The board of the French bank Societe Generale has decided to keep chairman Daniel Bouton in his post despite increasing pressure for his resignation following a $7 billion trading scandal at the institution.
The board of directors announced the unanimous decision after crisis talks Wednesday. The board had called the meeting to discuss a strategy to avoid further upheaval that could lead to a hostile takeover of the bank.
Bouton offered to step down last week after the bank announced it had uncovered the trading scandal. But the board rejected his resignation, asking him to lead the bank out of the current turmoil.
The board today also announced it will set up an independent committee to investigate the losses blamed on young trader Jerome Kerviel.
The trader has accused his bosses at Societe Generale of turning a blind eye to his fraudulent activities.
French prosecutors Monday placed Kerviel under formal investigation after he admitted faking successful trades to cover $7 billion in losses from bad trades at Societe Generale.

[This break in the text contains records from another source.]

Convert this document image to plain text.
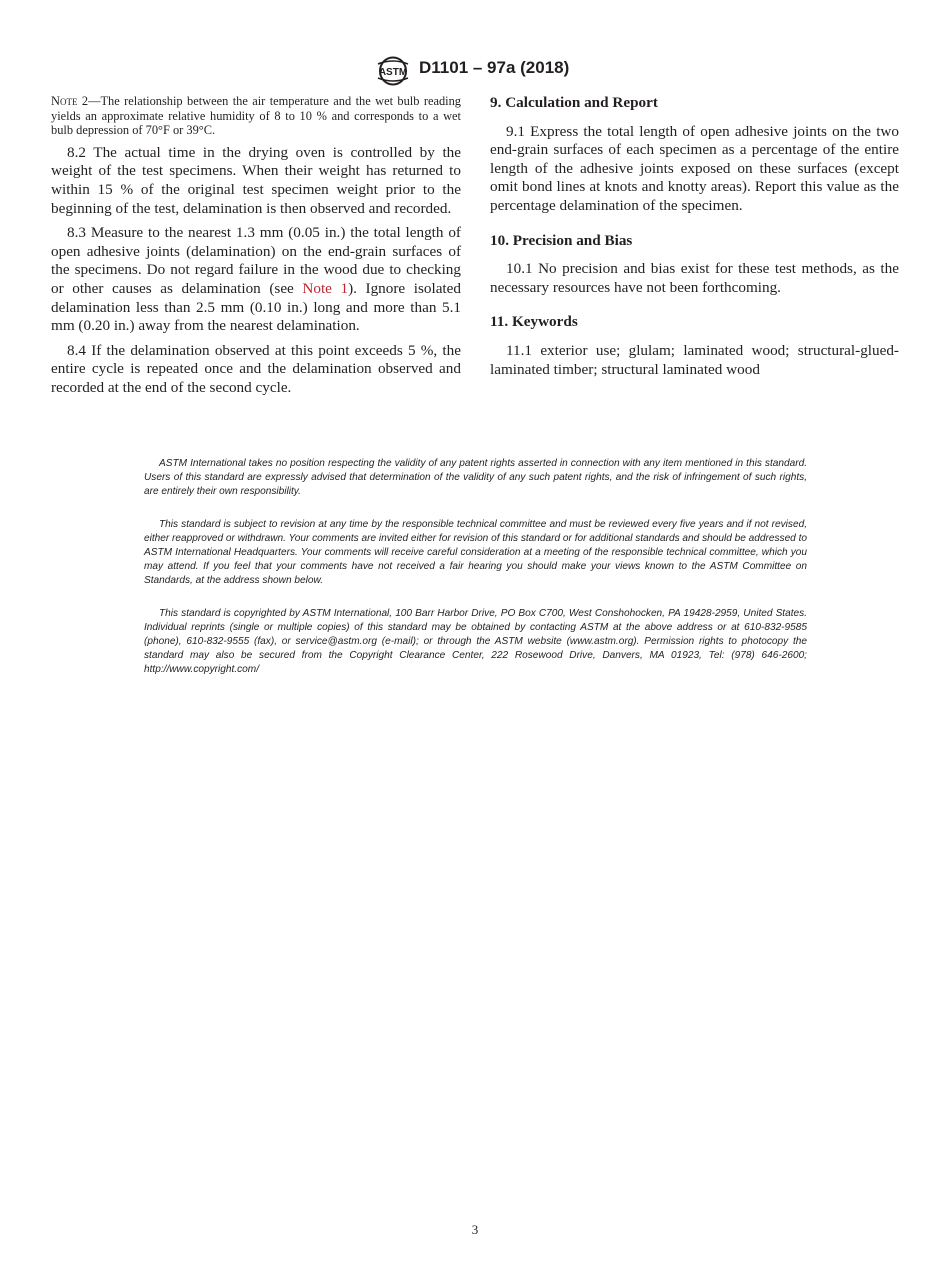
ASTM D1101 – 97a (2018)

Note 2—The relationship between the air temperature and the wet bulb reading yields an approximate relative humidity of 8 to 10 % and corresponds to a wet bulb depression of 70°F or 39°C.

8.2 The actual time in the drying oven is controlled by the weight of the test specimens. When their weight has returned to within 15 % of the original test specimen weight prior to the beginning of the test, delamination is then observed and recorded.

8.3 Measure to the nearest 1.3 mm (0.05 in.) the total length of open adhesive joints (delamination) on the end-grain surfaces of the specimens. Do not regard failure in the wood due to checking or other causes as delamination (see Note 1). Ignore isolated delamination less than 2.5 mm (0.10 in.) long and more than 5.1 mm (0.20 in.) away from the nearest delamination.

8.4 If the delamination observed at this point exceeds 5 %, the entire cycle is repeated once and the delamination observed and recorded at the end of the second cycle.

9. Calculation and Report

9.1 Express the total length of open adhesive joints on the two end-grain surfaces of each specimen as a percentage of the entire length of the adhesive joints exposed on these surfaces (except omit bond lines at knots and knotty areas). Report this value as the percentage delamination of the specimen.

10. Precision and Bias

10.1 No precision and bias exist for these test methods, as the necessary resources have not been forthcoming.

11. Keywords

11.1 exterior use; glulam; laminated wood; structural-glued-laminated timber; structural laminated wood

ASTM International takes no position respecting the validity of any patent rights asserted in connection with any item mentioned in this standard. Users of this standard are expressly advised that determination of the validity of any such patent rights, and the risk of infringement of such rights, are entirely their own responsibility.

This standard is subject to revision at any time by the responsible technical committee and must be reviewed every five years and if not revised, either reapproved or withdrawn. Your comments are invited either for revision of this standard or for additional standards and should be addressed to ASTM International Headquarters. Your comments will receive careful consideration at a meeting of the responsible technical committee, which you may attend. If you feel that your comments have not received a fair hearing you should make your views known to the ASTM Committee on Standards, at the address shown below.

This standard is copyrighted by ASTM International, 100 Barr Harbor Drive, PO Box C700, West Conshohocken, PA 19428-2959, United States. Individual reprints (single or multiple copies) of this standard may be obtained by contacting ASTM at the above address or at 610-832-9585 (phone), 610-832-9555 (fax), or service@astm.org (e-mail); or through the ASTM website (www.astm.org). Permission rights to photocopy the standard may also be secured from the Copyright Clearance Center, 222 Rosewood Drive, Danvers, MA 01923, Tel: (978) 646-2600; http://www.copyright.com/

3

Officials from the Paris prosecutor's office confirm Kerviel told police he cannot believe managers were unaware of what he was doing. He said it is impossible to generate such huge profits with the small amount of money he was allowed to handle.
The bank has fired Kerviel and several supervisors. It is not yet clear if he will be formally charged.
Some information for this report was provided by AFP, AP and Reuters.